Methylome Analysis of Two Xanthomonas spp. Using Single-Molecule Real-Time Sequencing
Article information
Abstract
Single-molecule real-time (SMRT) sequencing allows identification of methylated DNA bases and methylation patterns/motifs at the genome level. Using SMRT sequencing, diverse bacterial methylomes including those of Helicobacter pylori, Lactobacillus spp., and Escherichia coli have been determined, and previously unreported DNA methylation motifs have been identified. However, the methylomes of Xanthomonas species, which belong to the most important plant pathogenic bacterial genus, have not been documented. Here, we report the methylomes of Xanthomonas axonopodis pv. glycines (Xag) strain 8ra and X. campestris pv. vesicatoria (Xcv) strain 85-10. We identified N6-methyladenine (6mA) and N4-methylcytosine (4mC) modification in both genomes. In addition, we assigned putative DNA methylation motifs including previously unreported methylation motifs via REBASE and MotifMaker, and compared methylation patterns in both species. Although Xag and Xcv belong to the same genus, their methylation patterns were dramatically different. The number of 4mC DNA bases in Xag (66,682) was significantly higher (29 fold) than in Xcv (2,321). In contrast, the number of 6mA DNA bases (4,147) in Xag was comparable to the number in Xcv (5,491). Strikingly, there were no common or shared motifs in the 10 most frequently methylated motifs of both strains, indicating they possess unique species- or strain-specific methylation motifs. Among the 20 most frequent motifs from both strains, for 9 motifs at least 1% of the methylated bases were located in putative promoter regions. Methylome analysis by SMRT sequencing technology is the first step toward understanding the biology and functions of DNA methylation in this genus.
Introduction
The members of the Xanthomonas genus are Gram-negative and motile with a single flagellum, and produce a yellow pigment called xanthan. Xanthomonas species cause serious and devastating diseases in over 400 plants, including economically and agriculturally important crop species such as tomato, pepper, soybean, and rice (Ryan et al., 2011). Among them, Xanthomonas campestris pv. vesicatoria (Xcv) is the causal agent of bacterial spot disease on tomato and pepper, and the disease causes serious reductions in yield and quality (Bouzar et al., 1994). This pathogen has been used extensively as a model system to elucidate molecular mechanisms of virulence in plant-microbe interactions (Büttner et al., 2003). In addition to Xcv, X. axonopodis pv. glycines (Xag) causes bacterial pustule disease, which is one of the most serious diseases of soybean worldwide. Symptoms are typically characterized by small, yellowish-brown areas with a raised pustule. Xag can cause a severe loss of yield in conditions favorable to the pathogen (Hong et al., 2012).

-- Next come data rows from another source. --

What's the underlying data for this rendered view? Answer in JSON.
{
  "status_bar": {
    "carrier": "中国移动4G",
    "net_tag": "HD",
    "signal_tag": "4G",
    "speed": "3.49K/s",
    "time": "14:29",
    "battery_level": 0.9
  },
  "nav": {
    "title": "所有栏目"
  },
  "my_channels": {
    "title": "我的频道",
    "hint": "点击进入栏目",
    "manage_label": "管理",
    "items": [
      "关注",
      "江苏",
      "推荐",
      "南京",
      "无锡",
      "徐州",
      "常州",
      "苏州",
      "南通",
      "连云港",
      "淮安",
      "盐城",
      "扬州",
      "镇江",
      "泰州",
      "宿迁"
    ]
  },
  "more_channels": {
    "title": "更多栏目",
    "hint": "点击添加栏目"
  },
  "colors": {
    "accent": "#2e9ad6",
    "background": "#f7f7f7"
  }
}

Methylation of DNA is a process where methyl groups (CH3) are transferred to DNA by DNA methyltransferases, resulting in the production of modified DNA. DNA methyltransferases are present in all domains of life (Razin and Riggs, 1980). In eukaryotic organisms including humans and plants, methylation of cytosine producing 5-methylcytosine (5mC) is mainly found, and is involved in the epigenetic regulation of gene expression (Laird, 2010). In addition to 5mC, N6-methyladenine (6mA) as well as N4-methylcytosine (4mC) are predominant modifications in bacterial genomes (Sánchez-Romero et al., 2015). The 5mC, 6mA, and 4mC modifications are precisely mediated by DNA methyltransferases recognizing specific motifs in bacterial genomes. These DNA base modifications are known to be involved in a wide range of bacterial processes, such as expression and regulation of genes, regulation of the cell cycle, phase variation, maintenance of genes, and resistance to bacteriophage infection (Haagmans and van der Woude, 2000; Kahramanoglou et al., 2012; Labrie et al., 2010; Low et al., 2001; Skarstad and Katayama, 2013).

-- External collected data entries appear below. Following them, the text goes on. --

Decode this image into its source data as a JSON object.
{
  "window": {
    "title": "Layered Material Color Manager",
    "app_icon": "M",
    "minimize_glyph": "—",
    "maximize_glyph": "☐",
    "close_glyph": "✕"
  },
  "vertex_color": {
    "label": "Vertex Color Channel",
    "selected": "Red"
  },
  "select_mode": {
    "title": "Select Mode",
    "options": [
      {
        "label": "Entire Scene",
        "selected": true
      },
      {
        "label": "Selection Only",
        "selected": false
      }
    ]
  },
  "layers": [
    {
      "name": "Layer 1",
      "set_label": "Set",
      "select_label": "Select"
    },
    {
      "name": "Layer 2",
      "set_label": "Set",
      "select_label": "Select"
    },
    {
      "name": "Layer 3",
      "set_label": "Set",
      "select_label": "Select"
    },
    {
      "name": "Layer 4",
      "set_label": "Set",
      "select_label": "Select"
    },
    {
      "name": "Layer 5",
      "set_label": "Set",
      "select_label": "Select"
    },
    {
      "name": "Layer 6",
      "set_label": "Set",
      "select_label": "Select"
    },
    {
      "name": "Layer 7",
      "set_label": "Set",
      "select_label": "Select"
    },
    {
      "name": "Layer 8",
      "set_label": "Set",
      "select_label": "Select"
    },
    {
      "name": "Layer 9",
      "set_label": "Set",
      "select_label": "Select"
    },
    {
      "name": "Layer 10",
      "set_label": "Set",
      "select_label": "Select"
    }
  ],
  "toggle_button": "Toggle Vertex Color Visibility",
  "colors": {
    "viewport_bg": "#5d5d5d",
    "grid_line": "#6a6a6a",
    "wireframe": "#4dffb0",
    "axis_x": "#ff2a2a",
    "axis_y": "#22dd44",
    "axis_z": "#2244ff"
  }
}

To understand the functions of DNA methylation, methylation patterns and motifs in an entire genome (the methylome) have to be determined. The 5mC base modification has been detected by bisulfite DNA sequencing in eukaryotic organisms (Frommer et al., 1992). However, this method is limiting for studying bacterial DNA methylation because it is difficult to detect 6mA and 4mC, which are abundant in bacterial genomes (Casadesús and Low, 2006). A state-of-the-art technique, single-molecule real-time (SMRT) sequencing, has been developed to determine genome sequences as well as to detect modified nucleotides including methylated DNA (Flusberg et al., 2010). SMRT sequencing can identify methylated DNA modifications including 6mA and 4mC in real-time using fluorescent labeled nucleotides and single polymerase molecules (Eid et al., 2009). Using this technique, diverse bacterial methylomes including those of Helicobacter pylori, Lactobacillus spp., Mycobacterium tuberculosis, Escherichia coli, and Campylobacter coli have been determined, and previously unreported DNA methylation motifs have been identified (Lee et al., 2015; Powers et al., 2013; Zautner et al., 2015; Zhang et al., 2015; Zhu et al., 2016). Plant diseases caused by Xanthomonas spp. are agriculturally and economically important, and the genus has been extensively studied at the molecular and genomic levels as a model system for host-microbe interactions. However, methylome analysis of Xanthomonas spp. has not been reported.
Here, the methylomes of two important Xanthomonas spp., Xag strain 8ra and Xcv strain 85-10, whose genome sequences have been previously reported (accession Nos. AM039952 and JDSU00000000, respectively) (Lee et al., 2014; Thieme et al., 2005), were characterized by SMRT sequencing techniques. We identified 6mA and 4mC modification in the two genomes, and assigned DNA methylation motifs including previously unreported methylation motifs. Comparison of putative DNA methylation motifs from the two species revealed that each strain has a unique DNA methylation system.
Materials and Methods
Bacterial growth and genomic DNA preparation
Xcv strain 85-10 and Xag strain 8ra were grown and maintained at 28°C in tryptic soy medium (tryptic soy broth, soybean-casein digested: 30 g/l). For genomic DNA extraction, Xanthomonas was cultured in XVM2 medium (Wengelnik and Bonas, 1996). The medium contained 20 mM NaCl, 10 mM (NH4)2SO4, 5 mM MgSO4, 1 mM CaCl2, 0.16 mM KH2PO4, 0.32 mM K2HPO4, 0.01 mM FeSO4, 10 mM fructose, 10 mM sucrose, and 0.03% casamino acids (pH 6.7). Bacterial cells grown to OD600 = 0.6 were collected by centrifugation, and washed twice with 1 ml of 50 mM Tris-HCl (pH 7.8). Genomic DNA for SMRT sequencing was then extracted with the DNeasy Blood & Tissue Kit (Qiagen, Hilden, Germany).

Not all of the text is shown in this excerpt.